Ce qu’il faut retenir
Blizzard a sorti sans prévenir une campagne inédite pour Warcraft III, vingt-trois ans après The Frozen Throne. Trente heures de jeu, 29,99 euros, un nouveau héros, le Paladin Réprouvé, et un inventaire repensé. Le doublage, lui, n'existe qu'en anglais. Aucune autre langue n'a été enregistrée, et l'éditeur n'a rien expliqué.
Personne ne l’attendait. Samedi, pendant la BlizzCon, Blizzard a mis en ligne Forsaken Kingdom, une campagne entièrement nouvelle pour Warcraft III: Reforged. C’est la première depuis The Frozen Throne, en 2003 : vingt-trois ans d’écart. On récupère une trentaine d’heures inédites racontant les derniers jours de Lordaeron, un nouveau héros, le Paladin Réprouvé, un inventaire repensé et un éclairage dynamique. Le tout à 29,99 euros.
Et doublé en anglais seulement.
Aucune autre langue n’a été enregistrée. Ni le français, ni l’allemand, ni l’espagnol. Blizzard n’a publié aucun communiqué sur ce point à ce jour.
Une liste qui s’allonge, mais qu’il faut lire de près
La liste commence à être longue, à condition de ne pas tout mettre dans le même sac. Forza Horizon 6 et Fable sortent bel et bien sans doublage français. Sur The Elder Scrolls Online, ZeniMax a fait machine arrière et rétablit la VF. Sur World of Warcraft, ce n’est pas le doublage qui disparaît mais les comédiens historiques, remplacés sur Midnight. Sur le remake de Halo, la VF existe, le problème est ailleurs : David Krüger et Laetitia Lefebvre en ont été écartés sans être crédités. Et maintenant Warcraft III.
Le point commun saute aux yeux : tous relèvent de Microsoft ou de ses filiales, Blizzard compris depuis le rachat d’Activision Blizzard. Mais on se garde de conclure trop vite, parce qu’Apex Legends, édité par Electronic Arts, est passé par la même case. Ce n’est donc pas une politique maison, c’est un mouvement plus large.
On s’arrête là pour ce qui est vérifiable. Il serait facile d’écrire que cette absence découle du conflit entre Microsoft et les comédiens français sur les clauses d’entraînement des intelligences artificielles, celui-là même que nous avons documenté. Sauf que personne ne l’a établi pour ce cas précis, et Blizzard n’a rien dit. Nous ne l’écrirons donc pas.
Ce qui reste, et qui suffit : un éditeur vend un contenu au même prix dans toute l’Europe, en n’ayant enregistré des voix que pour une partie de ses acheteurs. Un joueur français qui achète Forsaken Kingdom paie trente euros pour une campagne de trente heures dont il lira les dialogues au lieu de les entendre.
Ce que ça coûte vraiment
Warcraft III n’est pas un jeu de tir où les répliques servent de décor. C’est une campagne narrative, avec des cinématiques et des personnages qui portent une histoire que la série raconte depuis vingt-cinq ans. Suivre Arthas en lisant des sous-titres pendant qu’on gère une base et une armée, ce n’est pas la même expérience.

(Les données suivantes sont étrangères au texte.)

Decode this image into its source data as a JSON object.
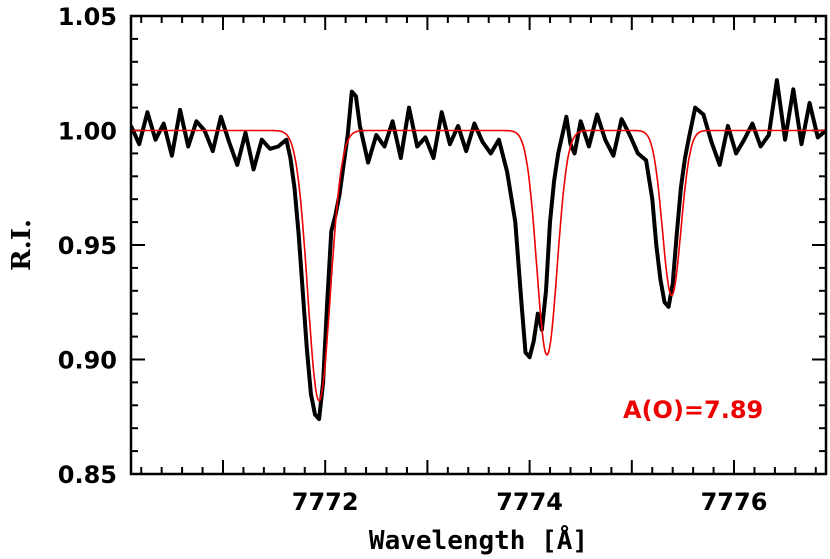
{
  "chart_data": {
    "type": "line",
    "title": "",
    "xlabel": "Wavelength [Å]",
    "ylabel": "R.I.",
    "xlim": [
      7770.1,
      7776.9
    ],
    "ylim": [
      0.85,
      1.05
    ],
    "x_ticks": [
      {
        "value": 7772,
        "label": "7772"
      },
      {
        "value": 7774,
        "label": "7774"
      },
      {
        "value": 7776,
        "label": "7776"
      }
    ],
    "y_ticks": [
      {
        "value": 0.85,
        "label": "0.85"
      },
      {
        "value": 0.9,
        "label": "0.90"
      },
      {
        "value": 0.95,
        "label": "0.95"
      },
      {
        "value": 1.0,
        "label": "1.00"
      },
      {
        "value": 1.05,
        "label": "1.05"
      }
    ],
    "annotation": {
      "text": "A(O)=7.89",
      "x": 7775.6,
      "y": 0.878,
      "color": "#ee0000"
    },
    "series": [
      {
        "role": "observed",
        "color": "#000000",
        "x": [
          7770.1,
          7770.18,
          7770.26,
          7770.34,
          7770.42,
          7770.5,
          7770.58,
          7770.66,
          7770.74,
          7770.82,
          7770.9,
          7770.98,
          7771.06,
          7771.14,
          7771.22,
          7771.3,
          7771.38,
          7771.46,
          7771.54,
          7771.62,
          7771.66,
          7771.7,
          7771.74,
          7771.78,
          7771.82,
          7771.86,
          7771.9,
          7771.94,
          7771.98,
          7772.02,
          7772.06,
          7772.1,
          7772.14,
          7772.18,
          7772.22,
          7772.26,
          7772.3,
          7772.34,
          7772.38,
          7772.42,
          7772.5,
          7772.58,
          7772.66,
          7772.74,
          7772.82,
          7772.9,
          7772.98,
          7773.06,
          7773.14,
          7773.22,
          7773.3,
          7773.38,
          7773.46,
          7773.54,
          7773.62,
          7773.7,
          7773.78,
          7773.86,
          7773.92,
          7773.96,
          7774.0,
          7774.04,
          7774.08,
          7774.12,
          7774.16,
          7774.2,
          7774.24,
          7774.28,
          7774.32,
          7774.36,
          7774.4,
          7774.44,
          7774.5,
          7774.58,
          7774.66,
          7774.74,
          7774.82,
          7774.9,
          7774.98,
          7775.06,
          7775.14,
          7775.2,
          7775.24,
          7775.28,
          7775.32,
          7775.36,
          7775.4,
          7775.44,
          7775.48,
          7775.52,
          7775.56,
          7775.62,
          7775.7,
          7775.78,
          7775.86,
          7775.94,
          7776.02,
          7776.1,
          7776.18,
          7776.26,
          7776.34,
          7776.42,
          7776.5,
          7776.58,
          7776.66,
          7776.74,
          7776.82,
          7776.9
        ],
        "y": [
          1.002,
          0.994,
          1.008,
          0.996,
          1.003,
          0.989,
          1.009,
          0.993,
          1.004,
          1.0,
          0.991,
          1.006,
          0.995,
          0.985,
          0.999,
          0.983,
          0.996,
          0.992,
          0.993,
          0.996,
          0.988,
          0.975,
          0.955,
          0.93,
          0.905,
          0.885,
          0.876,
          0.874,
          0.89,
          0.925,
          0.956,
          0.963,
          0.972,
          0.985,
          0.998,
          1.017,
          1.015,
          1.002,
          0.994,
          0.986,
          0.998,
          0.993,
          1.004,
          0.988,
          1.01,
          0.993,
          0.997,
          0.988,
          1.008,
          0.994,
          1.002,
          0.991,
          1.003,
          0.995,
          0.99,
          0.996,
          0.982,
          0.96,
          0.925,
          0.903,
          0.901,
          0.908,
          0.92,
          0.913,
          0.93,
          0.96,
          0.978,
          0.99,
          0.998,
          1.006,
          0.994,
          0.99,
          1.004,
          0.993,
          1.007,
          0.996,
          0.989,
          1.005,
          0.998,
          0.99,
          0.987,
          0.97,
          0.95,
          0.935,
          0.925,
          0.923,
          0.933,
          0.955,
          0.975,
          0.988,
          0.997,
          1.01,
          1.007,
          0.995,
          0.985,
          1.002,
          0.99,
          0.996,
          1.003,
          0.993,
          0.998,
          1.022,
          0.996,
          1.018,
          0.994,
          1.012,
          0.997,
          1.0
        ]
      },
      {
        "role": "model",
        "color": "#ee0000",
        "profile": "gaussian",
        "continuum": 1.0,
        "lines": [
          {
            "center": 7771.94,
            "depth": 0.118,
            "sigma": 0.11
          },
          {
            "center": 7774.17,
            "depth": 0.098,
            "sigma": 0.1
          },
          {
            "center": 7775.39,
            "depth": 0.072,
            "sigma": 0.09
          }
        ]
      }
    ]
  }
}
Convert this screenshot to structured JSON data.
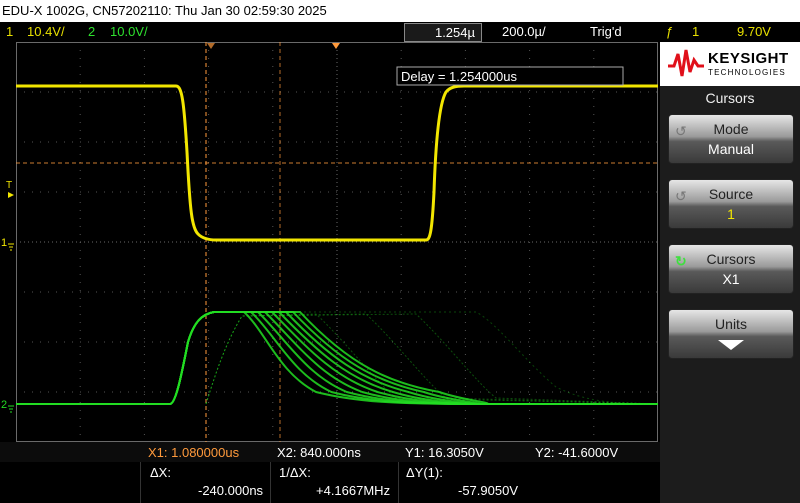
{
  "titlebar": {
    "text": "EDU-X 1002G, CN57202110: Thu Jan 30 02:59:30 2025"
  },
  "status": {
    "ch1_num": "1",
    "ch1_scale": "10.4V/",
    "ch2_num": "2",
    "ch2_scale": "10.0V/",
    "delay_box": "1.254µ",
    "timebase": "200.0µ/",
    "trig_state": "Trig'd",
    "trig_symbol": "ƒ",
    "trig_ch": "1",
    "trig_level": "9.70V"
  },
  "screen": {
    "delay_label": "Delay = 1.254000us",
    "marker_t": "T",
    "marker_ch1": "1",
    "marker_ch2": "2",
    "colors": {
      "ch1": "#f2e600",
      "ch2": "#22dd22",
      "cursor": "#ff9a3c",
      "grid": "#6a6a6a"
    }
  },
  "panel": {
    "brand": "KEYSIGHT",
    "brand_sub": "TECHNOLOGIES",
    "menu_title": "Cursors",
    "softkeys": [
      {
        "l1": "Mode",
        "l2": "Manual"
      },
      {
        "l1": "Source",
        "l2": "1"
      },
      {
        "l1": "Cursors",
        "l2": "X1"
      },
      {
        "l1": "Units",
        "l2": ""
      }
    ]
  },
  "readout": {
    "x1": "X1:  1.080000us",
    "x2": "X2:  840.000ns",
    "y1": "Y1:  16.3050V",
    "y2": "Y2: -41.6000V",
    "dx_label": "ΔX:",
    "dx_value": "-240.000ns",
    "inv_dx_label": "1/ΔX:",
    "inv_dx_value": "+4.1667MHz",
    "dy_label": "ΔY(1):",
    "dy_value": "-57.9050V"
  }
}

Et pour les joueurs qui ont découvert cet univers à l’époque, en français, c’est une rupture de continuité pure et simple.
Avant d’acheter
Forsaken Kingdom est un contenu additionnel : il demande Warcraft III: Reforged et se récupère sur Battle.net, comme le reste du catalogue Blizzard. Comptez 29,99 euros pour une trentaine d’heures en solo. Le multijoueur n’est pas concerné, et les campagnes d’origine restent doublées en français comme elles l’ont toujours été.
Les textes et les sous-titres, eux, sont traduits. La différence porte sur les voix, et uniquement sur elles. Ce n’est donc pas un contenu sorti à la hâte sans localisation : c’est une localisation faite à moitié, texte oui, voix non. La nuance a son importance, parce qu’elle montre que le travail a été budgété, puis arrêté à une ligne précise.
Le point de comparaison est dans la boîte : Reign of Chaos en 2002 et The Frozen Throne en 2003 avaient été intégralement doublés en français, à une époque où Blizzard produisait moins et vendait moins cher. Vingt-trois ans plus tard, le même univers revient sans voix françaises, au prix d’un jeu indépendant complet.